Sinema dünyasının son harikası olan Joker, geçtiğimiz cuma günü beyaz perdede yerini almıştı. Filmi henüz izleme fırsatı bulamayanlar için Joker; aynı isimdeki DC Comics karakterine dayanarak oluşturulan bir film ve başarısız bir komedyen olan Joker’in hayatına odaklanıyor. Pek çok farklı duyguyu aynı anda hissettiğimiz Joker filminin en dikkat çeken yanı ise film boyunca hiç kimsenin gülmemesi.
“Joker film boyunca güldü ancak bu gülüşlerin altında çok derin acılar yatıyordu.” Bu noktadan sonrası spoiler içerdiği için bu yazımızda buna değinmeyeceğiz, Joker’in detaylı film incelemesini yaptığımız yazımıza ise bu bağlantı üzerinden ulaşabilirsiniz. Şimdi dilerseniz lafı fazla uzatmadan Joker filminin ne zorluklarla çekildiğine, kamera arkasında neler yaşandığına ve Joker karakterinin nasıl ortaya çıktığına 10 maddede yakından bakalım.
10. Joaquin Phoenix, Joker karakteri için ölüm diyetine girdi ve 23 kilo verdi:
Joker karakterinin cılız ve hastalıklı yapısına uyum sağlamak zorunda olan başrol oyuncusu Joaquin Phoenix, film için sıkı bir diyete girdi.

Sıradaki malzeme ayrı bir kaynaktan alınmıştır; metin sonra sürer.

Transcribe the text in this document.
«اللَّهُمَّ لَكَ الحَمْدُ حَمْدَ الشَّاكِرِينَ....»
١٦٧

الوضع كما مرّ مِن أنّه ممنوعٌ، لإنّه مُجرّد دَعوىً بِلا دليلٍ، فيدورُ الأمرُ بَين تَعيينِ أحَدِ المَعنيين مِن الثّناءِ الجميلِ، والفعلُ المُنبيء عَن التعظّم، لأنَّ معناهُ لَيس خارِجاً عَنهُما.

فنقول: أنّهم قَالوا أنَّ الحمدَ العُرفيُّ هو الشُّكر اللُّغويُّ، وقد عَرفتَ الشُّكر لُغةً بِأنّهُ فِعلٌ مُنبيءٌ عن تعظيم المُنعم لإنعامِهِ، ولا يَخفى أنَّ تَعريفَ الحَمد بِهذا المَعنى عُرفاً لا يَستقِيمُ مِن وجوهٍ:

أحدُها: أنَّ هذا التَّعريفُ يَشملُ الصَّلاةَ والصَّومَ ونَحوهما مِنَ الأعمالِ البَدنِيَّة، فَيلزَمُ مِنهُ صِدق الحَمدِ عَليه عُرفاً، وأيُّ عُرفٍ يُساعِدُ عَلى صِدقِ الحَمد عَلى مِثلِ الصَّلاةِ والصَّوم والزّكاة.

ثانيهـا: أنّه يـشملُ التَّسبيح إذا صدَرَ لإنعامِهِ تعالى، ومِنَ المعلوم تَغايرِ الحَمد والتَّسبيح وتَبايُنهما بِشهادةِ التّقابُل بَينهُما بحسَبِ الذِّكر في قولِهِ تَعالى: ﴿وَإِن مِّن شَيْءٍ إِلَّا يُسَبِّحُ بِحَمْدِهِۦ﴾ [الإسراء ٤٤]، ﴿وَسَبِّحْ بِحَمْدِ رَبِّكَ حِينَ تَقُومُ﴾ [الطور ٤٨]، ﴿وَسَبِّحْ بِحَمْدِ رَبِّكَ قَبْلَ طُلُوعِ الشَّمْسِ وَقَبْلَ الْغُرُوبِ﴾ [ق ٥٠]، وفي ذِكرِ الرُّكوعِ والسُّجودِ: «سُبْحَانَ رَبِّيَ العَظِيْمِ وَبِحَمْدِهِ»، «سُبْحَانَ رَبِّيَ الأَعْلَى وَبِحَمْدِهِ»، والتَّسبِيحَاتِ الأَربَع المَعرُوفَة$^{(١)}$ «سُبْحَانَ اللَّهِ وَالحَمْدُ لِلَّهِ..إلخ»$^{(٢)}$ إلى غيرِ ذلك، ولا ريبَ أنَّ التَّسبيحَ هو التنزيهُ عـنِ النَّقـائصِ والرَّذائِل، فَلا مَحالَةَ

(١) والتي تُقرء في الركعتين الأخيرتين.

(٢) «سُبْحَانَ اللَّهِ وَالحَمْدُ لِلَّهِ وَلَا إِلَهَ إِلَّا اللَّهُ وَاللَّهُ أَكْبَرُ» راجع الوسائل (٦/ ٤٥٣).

The Master filminde de kilo vermesine yardımcı olan diyetisyeniyle birlikte çalışan oyuncu, nihayetinde Joker karakteriyle bir bütün olmak için 23 kilo vermeyi başardı. Ünlü oyuncu, çekimlerin ardından bu kiloların bir kısmını tekrar geri kazandı.
9. Joaquin Phoenix, geçmiş Joker karakterlerinden bağımsız bir karakter çıkarmayı hedefledi:
Phoenix’e göre onun ortaya koyduğu Joker karakteri, tamamen onların yaratıcılığıyla ortaya çıktı ve geçmiş Joker karakterlerinden rol çalınmadı. Phoenix’in bu konu hakkında Venedik Film Festivali’nde verdiği bir demeç de bulunuyor: “Bu, bizim yaratıcılığımız gibi hissettiren bir şeydi ve benim için gerçekten önemli olan şeydi.”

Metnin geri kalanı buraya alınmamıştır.